Wer sich einmal einen Mixed Martial Arts-Kampf angesehen hat, wird bestätigen können, dass es wohl kaum einen abwechslungsreicheren, wenngleich brutaleren Vollkontaktsport gibt. Quasi jede Technik aus anderen Kampfsportarten kann in den eigenen Stil integriert werden, vom klassischen Boxen bis zum Brazilian Jiu-Jitsu. Schlussendlich entscheidet jedoch derjenige den Kampf für sich, der am meisten einstecken und den Gegner am härtesten auf die Bretter schicken kann. Embattled“ macht von Anfang an Nägel mit Köpfen und demonstriert dem Zuschauer, dass Cash Boykins der unangefochtene King im Ring ist. Im Auftaktkampf stampft er seinen russischen Kontrahenten nach kurzem Trashtalk nicht nur gnadenlos in den Boden; sogar das angeheizte Publikum verstummt schlagartig, als Cash weiter auf seinen regungslosen Gegner eindrischt.

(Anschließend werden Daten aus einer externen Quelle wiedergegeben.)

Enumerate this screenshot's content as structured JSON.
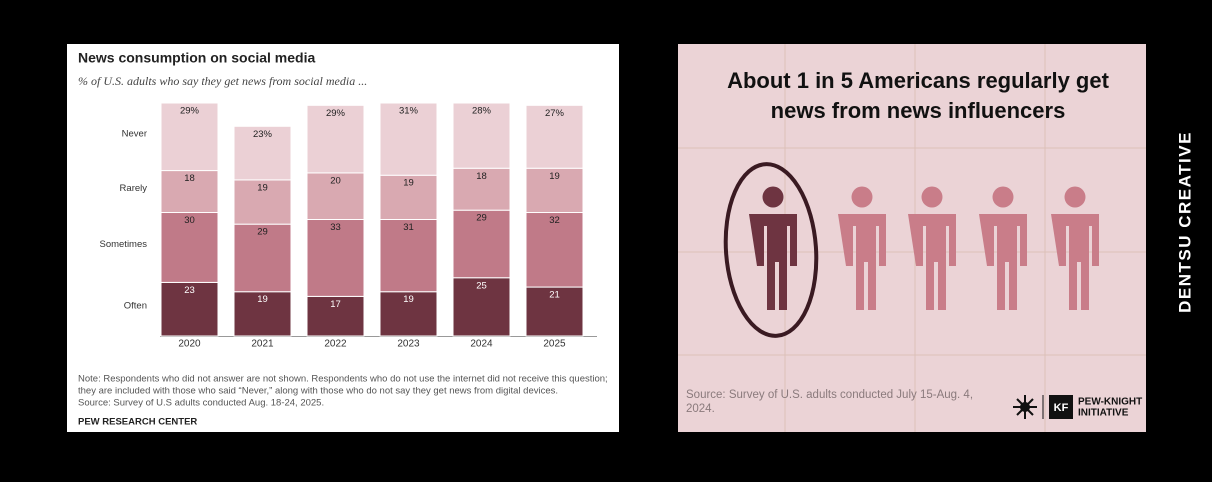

Hiermit setzt Regisseur Nick Sarkisov direkt die erste Warnmarke, sodass der Zuschauer sofort weiß: Dieser Mann ist gefährlich. Hierbei werden schnell Erinnerungen an Filme wie „Rocky IV – Der Kampf des Jahrhunderts wach, wo der stoische Sowjetboxer Ivan Drago (Dolph Lundgren) direkt zu Filmbeginn den ehemaligen Weltmeister Apollo Creed (Carl Weathers) in einem Schaukampf tödlich niederstreckt. Nun ist Stephen Dorff zwar kein imposanter Zwei-Meter-Hüne, verstrahlt jedoch durch seinen gestählten Körper, den extravaganten Undercut-Pimp-Look sowie sein provokantes Mundwerk eindringlich die Aura eines aggressiven Kampfhundes.

Vater gegen Sohn

„Embattled“ setzt jedoch nicht nur auf die physische Komponente, sondern wird von Drehbuchautor David McKenna („American History X“) mit einem dramatischen Familienplot eingerahmt. Durch den Fokus auf den ältesten Sohn Jett erleben wir, in welchen prekären Verhältnissen der 18-Jährige aufwächst. Die Vorgeschichte seiner Eltern wird hierbei in Tischgesprächen oder kurzen Rückblenden eingestreut, wodurch sein Vater Cash als übergriffiges und narzisstisches Ekel entlarvt wird, das seine Frau nach der Geburt des behinderten zweiten Kindes kurzerhand verließ und selbst jetzt jegliche finanzielle Unterstützung verweigert. Nach jahrelanger Funkstille ruft Jetts Traum, selbst MMA-Kämpfer zu werden, den Rabenvater wieder auf den Plan, um seinen Spross mit knallhartem und herabwürdigendem Training selbst auszubilden. Schnell wird offensichtlich, dass die Geschichte auf ein Duell zwischen Vater und Sohn hinausläuft, das zwar intensiv aufgebauscht wird, wobei aber der tiefsitzende Vater-Sohn-Konflikt aufgrund fehlender moralischer Konsequenz schlichtweg verpufft. Auch werden zu viele Nebenhandlungen abgezweigt, die die Kerndramaturgie eher verwässern als bereichern; etwa ein Handlungsstrang um Donald Faison als kriegsgeschädigten Sonderschullehrer, dessen romantisches Tête-à-Tête mit Jetts Mutter zu gekünstelt und befremdlich daherkommt.

Auch schaffen es Sarkisov und McKenna nicht, das soziale Milieu um Jetts Familie glaubhaft und authentisch einzufangen und reduzieren alles vorrangig auf finanzielle Probleme, obwohl thematische Anrisse wie Jetts schulische Probleme oder die gewaltgeprägte Vergangenheit der Kinder interessante Potenziale geboten hätten. „Embattled“ schafft es daher nie, sich vom stereotypen Sportdrama-Mittelmaß abzuheben, bietet jedoch einige eindrucksvolle Kampfeinstellungen und einen alles überstrahlenden Stephen Dorff in Bestform.